Furthermore, if W had examined his last reference with only a fraction of the assiduity he uses to witch-hunt New-Age/Hindutva/Right-wing people he would have noticed... If we reject every ancient source (even if not Indian) because it does not suit our theory, we may as well end the pretence of discussion.

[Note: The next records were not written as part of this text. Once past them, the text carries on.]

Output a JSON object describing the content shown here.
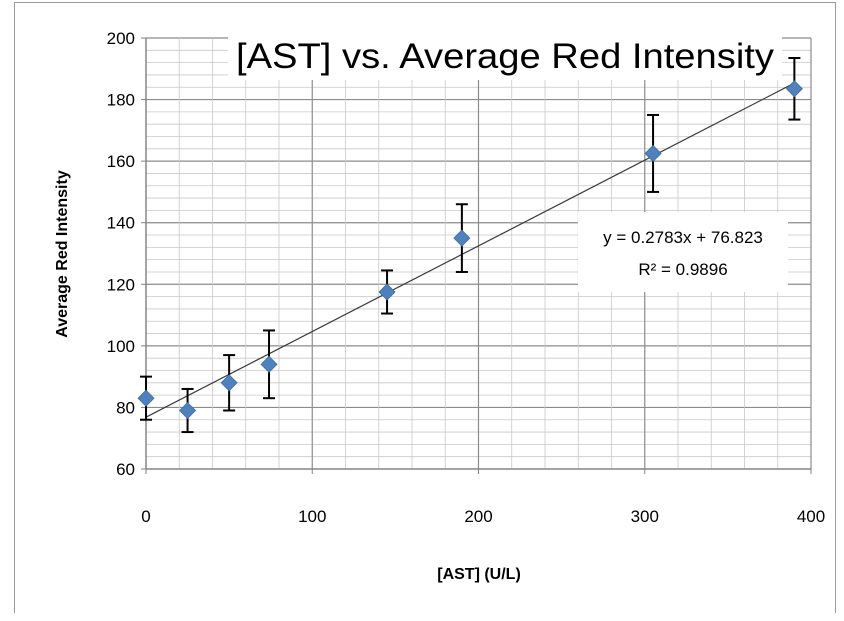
{
  "chart_data": {
    "type": "scatter",
    "title": "[AST] vs. Average Red Intensity",
    "xlabel": "[AST] (U/L)",
    "ylabel": "Average Red Intensity",
    "xlim": [
      0,
      400
    ],
    "ylim": [
      60,
      200
    ],
    "x_ticks": [
      "0",
      "100",
      "200",
      "300",
      "400"
    ],
    "y_ticks": [
      "60",
      "80",
      "100",
      "120",
      "140",
      "160",
      "180",
      "200"
    ],
    "grid": true,
    "legend": "none",
    "marker_color": "#4f81bd",
    "points": [
      {
        "x": 0,
        "y": 83,
        "err": 7
      },
      {
        "x": 25,
        "y": 79,
        "err": 7
      },
      {
        "x": 50,
        "y": 88,
        "err": 9
      },
      {
        "x": 74,
        "y": 94,
        "err": 11
      },
      {
        "x": 145,
        "y": 117.5,
        "err": 7
      },
      {
        "x": 190,
        "y": 135,
        "err": 11
      },
      {
        "x": 305,
        "y": 162.5,
        "err": 12.5
      },
      {
        "x": 390,
        "y": 183.5,
        "err": 10
      }
    ],
    "trendline": {
      "slope": 0.2783,
      "intercept": 76.823,
      "equation_label": "y = 0.2783x + 76.823",
      "r2_label": "R² = 0.9896"
    }
  }
}
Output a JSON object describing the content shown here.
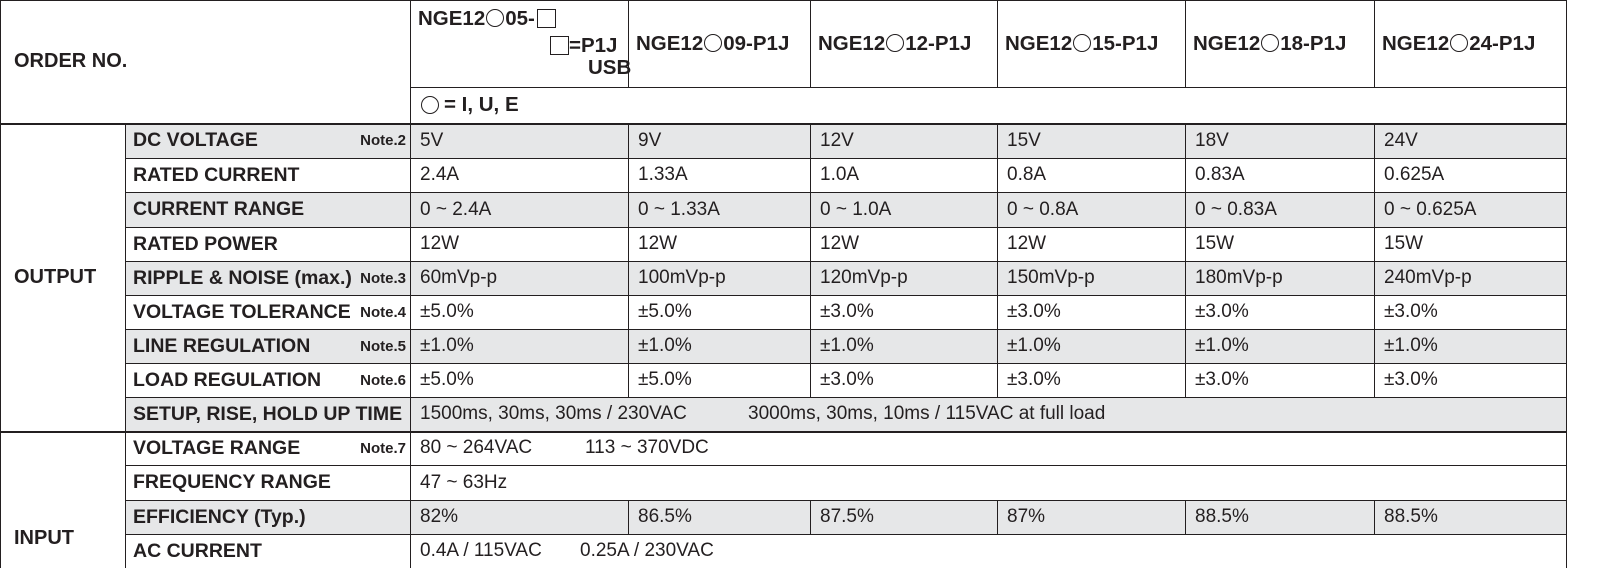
{
  "header": {
    "order_label": "ORDER NO.",
    "col1": {
      "part1": "NGE12",
      "part2": "05-",
      "part3": "=P1J",
      "part4": "USB"
    },
    "models": [
      {
        "pre": "NGE12",
        "post": "09-P1J"
      },
      {
        "pre": "NGE12",
        "post": "12-P1J"
      },
      {
        "pre": "NGE12",
        "post": "15-P1J"
      },
      {
        "pre": "NGE12",
        "post": "18-P1J"
      },
      {
        "pre": "NGE12",
        "post": "24-P1J"
      }
    ],
    "circle_legend": "= I, U, E"
  },
  "groups": {
    "output": "OUTPUT",
    "input": "INPUT"
  },
  "rows": {
    "dc_voltage": {
      "label": "DC VOLTAGE",
      "note": "Note.2",
      "values": [
        "5V",
        "9V",
        "12V",
        "15V",
        "18V",
        "24V"
      ]
    },
    "rated_current": {
      "label": "RATED CURRENT",
      "values": [
        "2.4A",
        "1.33A",
        "1.0A",
        "0.8A",
        "0.83A",
        "0.625A"
      ]
    },
    "current_range": {
      "label": "CURRENT RANGE",
      "values": [
        "0 ~ 2.4A",
        "0 ~ 1.33A",
        "0 ~ 1.0A",
        "0 ~ 0.8A",
        "0 ~ 0.83A",
        "0 ~ 0.625A"
      ]
    },
    "rated_power": {
      "label": "RATED POWER",
      "values": [
        "12W",
        "12W",
        "12W",
        "12W",
        "15W",
        "15W"
      ]
    },
    "ripple_noise": {
      "label": "RIPPLE & NOISE (max.)",
      "note": "Note.3",
      "values": [
        "60mVp-p",
        "100mVp-p",
        "120mVp-p",
        "150mVp-p",
        "180mVp-p",
        "240mVp-p"
      ]
    },
    "voltage_tolerance": {
      "label": "VOLTAGE TOLERANCE",
      "note": "Note.4",
      "values": [
        "±5.0%",
        "±5.0%",
        "±3.0%",
        "±3.0%",
        "±3.0%",
        "±3.0%"
      ]
    },
    "line_regulation": {
      "label": "LINE REGULATION",
      "note": "Note.5",
      "values": [
        "±1.0%",
        "±1.0%",
        "±1.0%",
        "±1.0%",
        "±1.0%",
        "±1.0%"
      ]
    },
    "load_regulation": {
      "label": "LOAD REGULATION",
      "note": "Note.6",
      "values": [
        "±5.0%",
        "±5.0%",
        "±3.0%",
        "±3.0%",
        "±3.0%",
        "±3.0%"
      ]
    },
    "setup_time": {
      "label": "SETUP, RISE, HOLD UP TIME",
      "value_a": "1500ms, 30ms, 30ms / 230VAC",
      "value_b": "3000ms, 30ms, 10ms / 115VAC at full load"
    },
    "voltage_range": {
      "label": "VOLTAGE RANGE",
      "note": "Note.7",
      "value_a": "80 ~ 264VAC",
      "value_b": "113 ~ 370VDC"
    },
    "frequency_range": {
      "label": "FREQUENCY RANGE",
      "value": "47 ~ 63Hz"
    },
    "efficiency": {
      "label": "EFFICIENCY (Typ.)",
      "values": [
        "82%",
        "86.5%",
        "87.5%",
        "87%",
        "88.5%",
        "88.5%"
      ]
    },
    "ac_current": {
      "label": "AC CURRENT",
      "value_a": "0.4A / 115VAC",
      "value_b": "0.25A / 230VAC"
    }
  },
  "colors": {
    "shade": "#e6e7e8",
    "line": "#231f20"
  }
}
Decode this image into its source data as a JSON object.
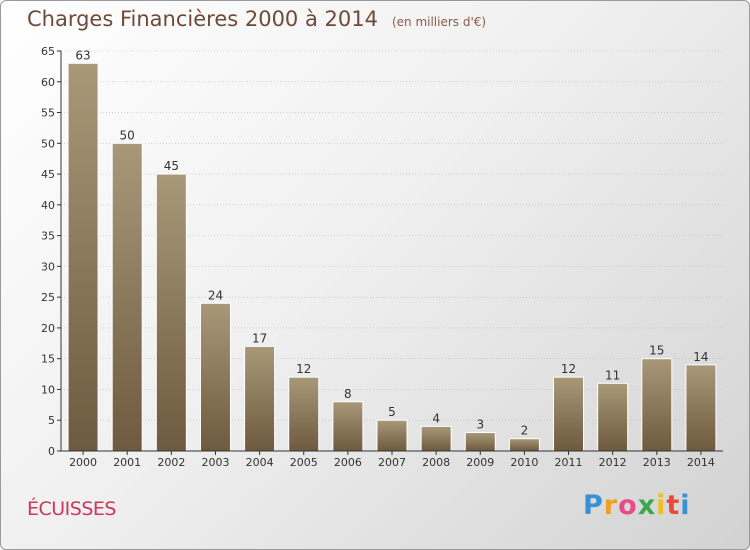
{
  "title": "Charges Financières 2000 à 2014",
  "subtitle": "(en milliers d'€)",
  "commune": "ÉCUISSES",
  "logo": {
    "letters": [
      "P",
      "r",
      "o",
      "x",
      "i",
      "t",
      "i"
    ],
    "colors": [
      "#3a8fd9",
      "#f0a020",
      "#e84a8a",
      "#3aa84a",
      "#f0c020",
      "#e84a3a",
      "#3a8fd9"
    ]
  },
  "colors": {
    "bar_top": "#a89878",
    "bar_bottom": "#6e5a3e",
    "axis": "#333333",
    "grid": "#bbbbbb"
  },
  "chart_data": {
    "type": "bar",
    "categories": [
      "2000",
      "2001",
      "2002",
      "2003",
      "2004",
      "2005",
      "2006",
      "2007",
      "2008",
      "2009",
      "2010",
      "2011",
      "2012",
      "2013",
      "2014"
    ],
    "values": [
      63,
      50,
      45,
      24,
      17,
      12,
      8,
      5,
      4,
      3,
      2,
      12,
      11,
      15,
      14
    ],
    "data_labels": [
      "63",
      "50",
      "45",
      "24",
      "17",
      "12",
      "8",
      "5",
      "4",
      "3",
      "2",
      "12",
      "11",
      "15",
      "14"
    ],
    "title": "Charges Financières 2000 à 2014",
    "subtitle": "(en milliers d'€)",
    "xlabel": "",
    "ylabel": "",
    "ylim": [
      0,
      65
    ],
    "yticks": [
      "0",
      "5",
      "10",
      "15",
      "20",
      "25",
      "30",
      "35",
      "40",
      "45",
      "50",
      "55",
      "60",
      "65"
    ],
    "grid": true
  }
}
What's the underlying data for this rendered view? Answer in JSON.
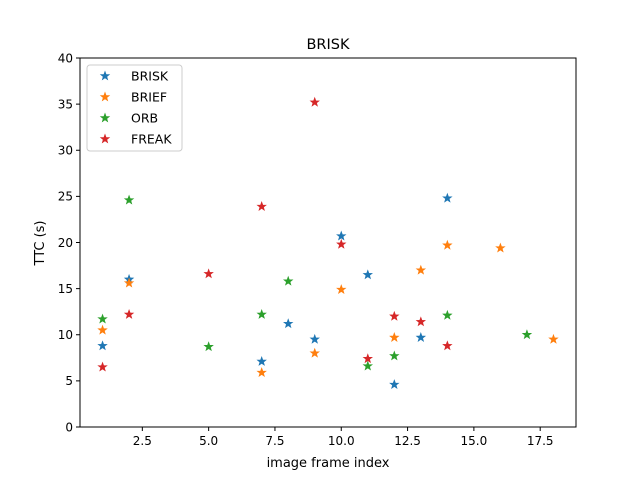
{
  "chart_data": {
    "type": "scatter",
    "title": "BRISK",
    "xlabel": "image frame index",
    "ylabel": "TTC (s)",
    "xlim": [
      0.15,
      18.85
    ],
    "ylim": [
      0,
      40
    ],
    "xticks": [
      2.5,
      5.0,
      7.5,
      10.0,
      12.5,
      15.0,
      17.5
    ],
    "xtick_labels": [
      "2.5",
      "5.0",
      "7.5",
      "10.0",
      "12.5",
      "15.0",
      "17.5"
    ],
    "yticks": [
      0,
      5,
      10,
      15,
      20,
      25,
      30,
      35,
      40
    ],
    "ytick_labels": [
      "0",
      "5",
      "10",
      "15",
      "20",
      "25",
      "30",
      "35",
      "40"
    ],
    "grid": false,
    "legend_position": "upper-left",
    "marker": "star",
    "series": [
      {
        "name": "BRISK",
        "color": "#1f77b4",
        "points": [
          [
            1,
            8.8
          ],
          [
            2,
            16.0
          ],
          [
            7,
            7.1
          ],
          [
            8,
            11.2
          ],
          [
            9,
            9.5
          ],
          [
            10,
            20.7
          ],
          [
            11,
            16.5
          ],
          [
            12,
            4.6
          ],
          [
            13,
            9.7
          ],
          [
            14,
            24.8
          ]
        ]
      },
      {
        "name": "BRIEF",
        "color": "#ff7f0e",
        "points": [
          [
            1,
            10.5
          ],
          [
            2,
            15.6
          ],
          [
            7,
            5.9
          ],
          [
            9,
            8.0
          ],
          [
            10,
            14.9
          ],
          [
            12,
            9.7
          ],
          [
            13,
            17.0
          ],
          [
            14,
            19.7
          ],
          [
            16,
            19.4
          ],
          [
            18,
            9.5
          ]
        ]
      },
      {
        "name": "ORB",
        "color": "#2ca02c",
        "points": [
          [
            1,
            11.7
          ],
          [
            2,
            24.6
          ],
          [
            5,
            8.7
          ],
          [
            7,
            12.2
          ],
          [
            8,
            15.8
          ],
          [
            11,
            6.6
          ],
          [
            12,
            7.7
          ],
          [
            14,
            12.1
          ],
          [
            17,
            10.0
          ]
        ]
      },
      {
        "name": "FREAK",
        "color": "#d62728",
        "points": [
          [
            1,
            6.5
          ],
          [
            2,
            12.2
          ],
          [
            5,
            16.6
          ],
          [
            7,
            23.9
          ],
          [
            9,
            35.2
          ],
          [
            10,
            19.8
          ],
          [
            11,
            7.4
          ],
          [
            12,
            12.0
          ],
          [
            13,
            11.4
          ],
          [
            14,
            8.8
          ]
        ]
      }
    ]
  }
}
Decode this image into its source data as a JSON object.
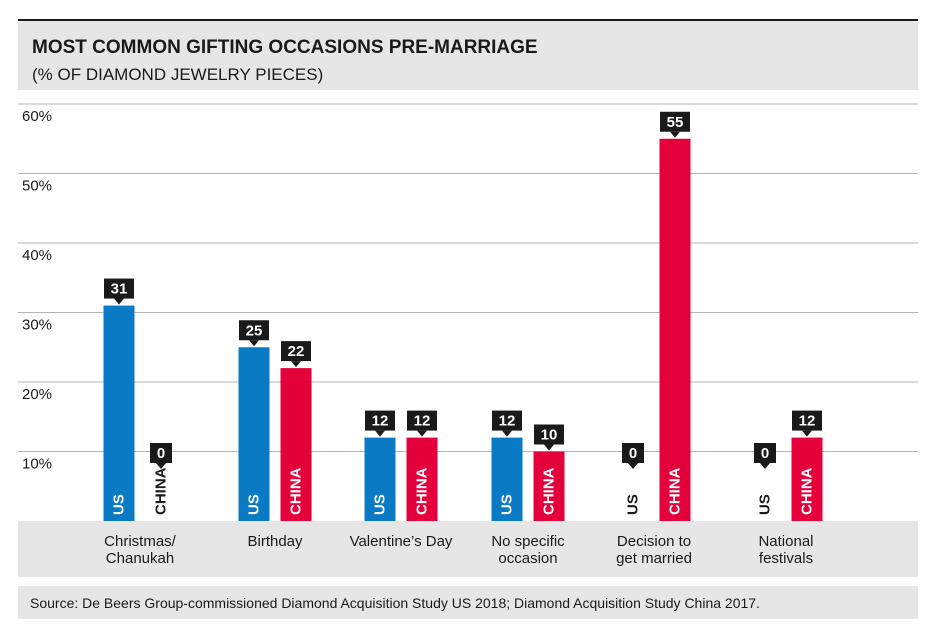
{
  "chart_data": {
    "type": "bar",
    "title": "MOST COMMON GIFTING OCCASIONS PRE-MARRIAGE",
    "subtitle": "(% OF DIAMOND JEWELRY PIECES)",
    "categories": [
      [
        "Christmas/",
        "Chanukah"
      ],
      [
        "Birthday"
      ],
      [
        "Valentine’s Day"
      ],
      [
        "No specific",
        "occasion"
      ],
      [
        "Decision to",
        "get married"
      ],
      [
        "National",
        "festivals"
      ]
    ],
    "series": [
      {
        "name": "US",
        "color": "#0a7ac4",
        "values": [
          31,
          25,
          12,
          12,
          0,
          0
        ]
      },
      {
        "name": "CHINA",
        "color": "#e4003b",
        "values": [
          0,
          22,
          12,
          10,
          55,
          12
        ]
      }
    ],
    "yticks": [
      "10%",
      "20%",
      "30%",
      "40%",
      "50%",
      "60%"
    ],
    "ylim": [
      0,
      60
    ],
    "grid": true,
    "colors": {
      "header_bg": "#e6e6e6",
      "label_bg": "#1a1a1a",
      "text": "#1a1a1a",
      "grid": "#b5b5b5"
    },
    "source": "Source: De Beers Group-commissioned Diamond Acquisition Study US 2018; Diamond Acquisition Study China 2017."
  }
}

Saptasindhu as the name of the ancient region of the Seven Rivers in N-W India and Pakistan - countries which did not exist at that period. I use it as a bahuvrīhi, as many others have done before me, although in the RV we find references only to the Seven Rivers saptá síndhavaḥ (and different oblique cases of the plural). Now (e6) Avestan has the name Haptahǝndu as a place, like Airyana Vaējah, Raŋhā, Haetumant, etc, from which the Iranians had passed before settling down in eastern Iran, then spreading west and north. But what is this name? Yes, hapta- is the numeral ‘seven’ but what of hǝndhu? It is a fairly obvious Avestan correspondence to the Sanskrit síndhu. Now hǝndu is an isolated occurrence. The stem does not otherwise exist in Avestan. Hindu appears in Old Persian indicating the Indian province under the Achaemenids, and that is all. The interpretation ‘seven rivers’ comes from the Sanskrit collocation. But the Avestan for river is usually θraotah- (=S srotas) and raodah-.... Surely nobody would be so foolhardy as to suggest that the IAs took this otherwise unattested stem from Iranian and used it so commonly and productively.